House Speaker Mike Johnson returns to the Capitol after a meeting at the White House in late February.

Francis Chung / POLITICO via AP Images

Congress scrambles for budget deal to avoid shutdown

With funding for federal agencies set to expire this Friday, House Speaker Mike Johnson (R-LA) introduced a bill over the weekend that would fund the government until the end of fiscal year 2025 in September. The bill would cut nondefense spending by $13 billion and increase defense spending by $6 billion, while generally carrying forward spending priorities from the previous year. President Trump endorsed the bill but Democrats have indicated they will not support it, instead pushing for a shorter-term stopgap that buys time to finalize more detailed legislation.

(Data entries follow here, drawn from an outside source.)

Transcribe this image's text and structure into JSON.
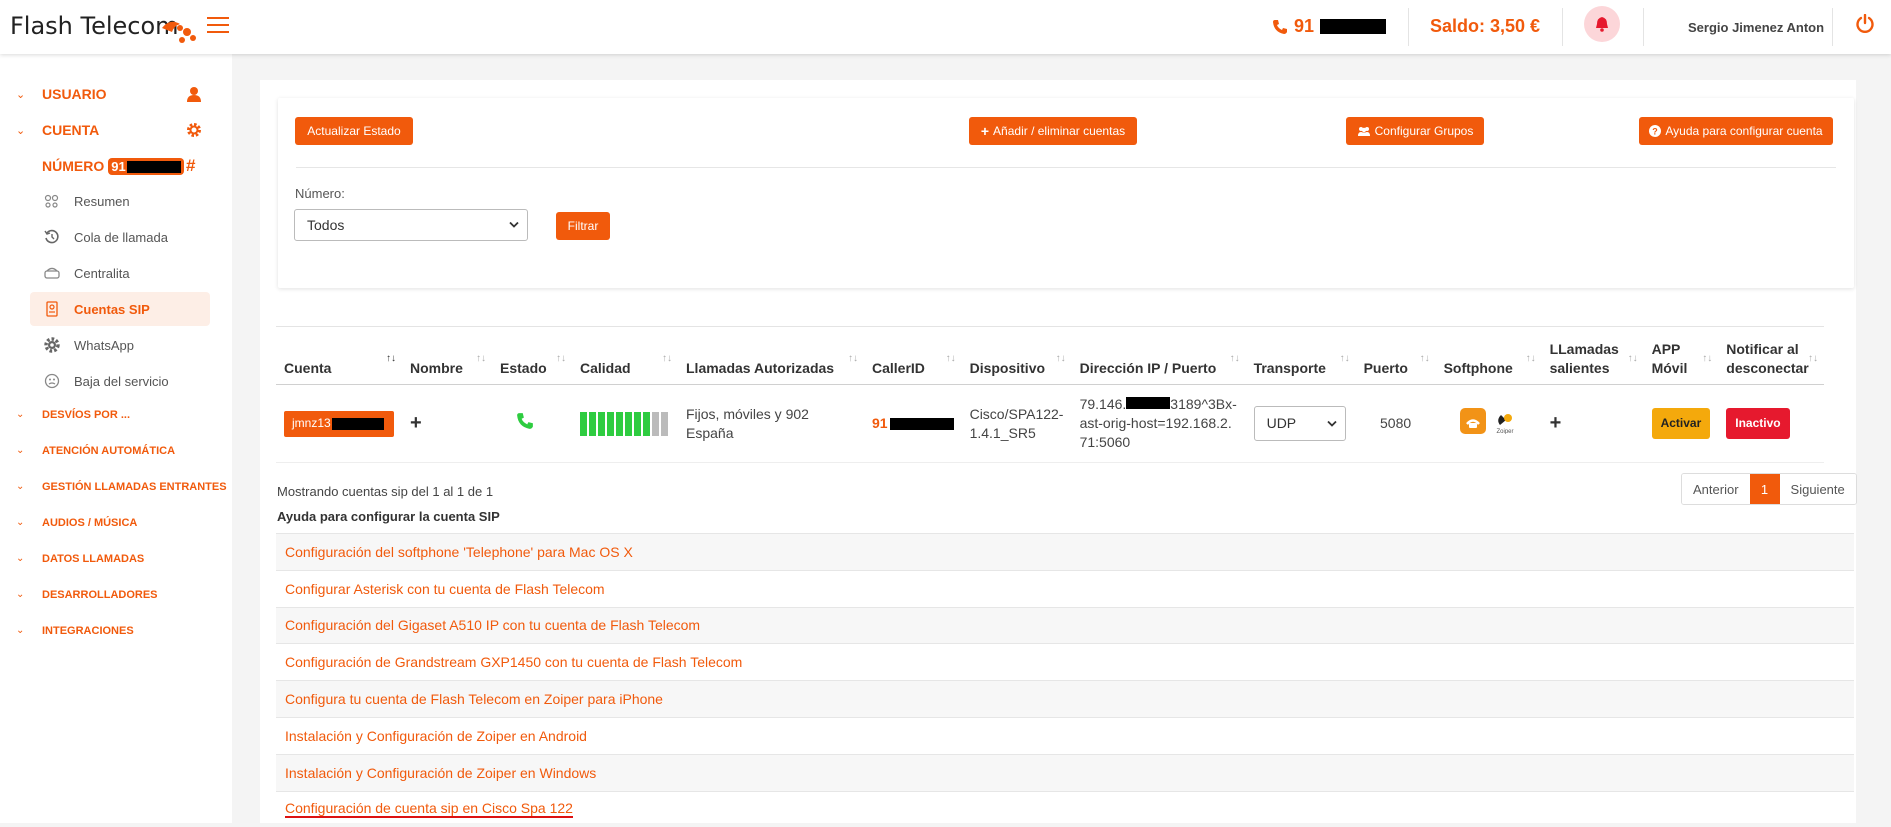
{
  "header": {
    "logo_text": "Flash Telecom",
    "phone_prefix": "91",
    "saldo": "Saldo: 3,50 €",
    "user": "Sergio Jimenez Anton"
  },
  "sidebar": {
    "usuario": "USUARIO",
    "cuenta": "CUENTA",
    "numero_label": "NÚMERO",
    "numero_prefix": "91",
    "subitems": [
      {
        "label": "Resumen",
        "icon": "gauge-icon"
      },
      {
        "label": "Cola de llamada",
        "icon": "history-icon"
      },
      {
        "label": "Centralita",
        "icon": "switchboard-icon"
      },
      {
        "label": "Cuentas SIP",
        "icon": "sip-account-icon"
      },
      {
        "label": "WhatsApp",
        "icon": "gear-icon"
      },
      {
        "label": "Baja del servicio",
        "icon": "cancel-service-icon"
      }
    ],
    "sections": [
      "DESVÍOS POR ...",
      "ATENCIÓN AUTOMÁTICA",
      "GESTIÓN LLAMADAS ENTRANTES",
      "AUDIOS / MÚSICA",
      "DATOS LLAMADAS",
      "DESARROLLADORES",
      "INTEGRACIONES"
    ]
  },
  "toolbar": {
    "actualizar": "Actualizar Estado",
    "anadir": "Añadir / eliminar cuentas",
    "grupos": "Configurar Grupos",
    "ayuda": "Ayuda para configurar cuenta",
    "numero_label": "Número:",
    "numero_value": "Todos",
    "filtrar": "Filtrar"
  },
  "table": {
    "headers": [
      "Cuenta",
      "Nombre",
      "Estado",
      "Calidad",
      "Llamadas Autorizadas",
      "CallerID",
      "Dispositivo",
      "Dirección IP / Puerto",
      "Transporte",
      "Puerto",
      "Softphone",
      "LLamadas salientes",
      "APP Móvil",
      "Notificar al desconectar"
    ],
    "row": {
      "cuenta": "jmnz13",
      "nombre": "+",
      "calidad": 0.8,
      "llamadas": "Fijos, móviles y 902 España",
      "callerid_prefix": "91",
      "dispositivo": "Cisco/SPA122-1.4.1_SR5",
      "ip_prefix": "79.146.",
      "ip_rest": "3189^3Bx-ast-orig-host=192.168.2.71:5060",
      "transporte": "UDP",
      "puerto": "5080",
      "salientes": "+",
      "app": "Activar",
      "notificar": "Inactivo"
    }
  },
  "footer": {
    "showing": "Mostrando cuentas sip del 1 al 1 de 1",
    "anterior": "Anterior",
    "page": "1",
    "siguiente": "Siguiente"
  },
  "help": {
    "title": "Ayuda para configurar la cuenta SIP",
    "items": [
      "Configuración del softphone 'Telephone' para Mac OS X",
      "Configurar Asterisk con tu cuenta de Flash Telecom",
      "Configuración del Gigaset A510 IP con tu cuenta de Flash Telecom",
      "Configuración de Grandstream GXP1450 con tu cuenta de Flash Telecom",
      "Configura tu cuenta de Flash Telecom en Zoiper para iPhone",
      "Instalación y Configuración de Zoiper en Android",
      "Instalación y Configuración de Zoiper en Windows",
      "Configuración de cuenta sip en Cisco Spa 122"
    ]
  },
  "colors": {
    "accent": "#f15a0c",
    "success": "#2ecc40",
    "warning": "#f4a90c",
    "danger": "#e6192e"
  }
}
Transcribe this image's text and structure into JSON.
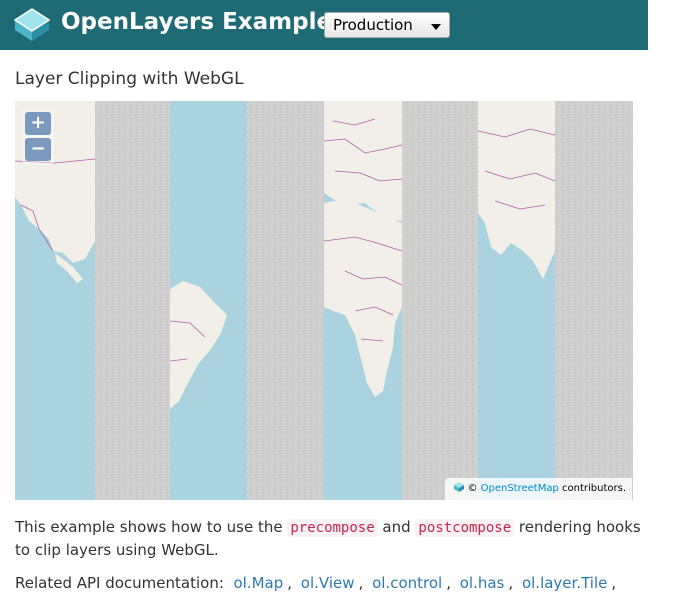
{
  "header": {
    "brand": "OpenLayers Examples",
    "mode_select": {
      "selected": "Production"
    }
  },
  "page": {
    "title": "Layer Clipping with WebGL"
  },
  "map": {
    "zoom_in_label": "+",
    "zoom_out_label": "−",
    "attribution": {
      "prefix": "© ",
      "link_text": "OpenStreetMap",
      "suffix": " contributors."
    },
    "colors": {
      "water": "#aad3df",
      "land": "#f2efe9",
      "stripe": "#d0d0d0",
      "borders": "#b05fa4"
    }
  },
  "description": {
    "text_1": "This example shows how to use the ",
    "code_1": "precompose",
    "text_2": " and ",
    "code_2": "postcompose",
    "text_3": " rendering hooks to clip layers using WebGL."
  },
  "related": {
    "label": "Related API documentation:",
    "links": [
      "ol.Map",
      "ol.View",
      "ol.control",
      "ol.has",
      "ol.layer.Tile"
    ]
  }
}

Senate Appropriations Committee Vice Chair Patty Murray (D-WA) criticized Republicans’ plans in a statement on Saturday. “Instead of turning the keys over to the Trump administration with this bill, Congress should immediately pass a short-term continuing resolution to prevent a shutdown and finish work on bipartisan funding bills that invest in families, keep America safe, and ensure our constituents have a say in how federal funding is spent,” Murray said. House Appropriations Committee Ranking Member Rosa DeLauro (D-CT) also rejected the proposal in a statement, saying it does not do anything to stop the White House and Elon Musk from continuing to fire employees and cut programs at agencies such as the National Oceanic and Atmospheric Administration. Meanwhile, House Appropriations Committee Chair Tom Cole (R-OK) argued that Democrats will be to blame for a government shutdown if they do not support the bill.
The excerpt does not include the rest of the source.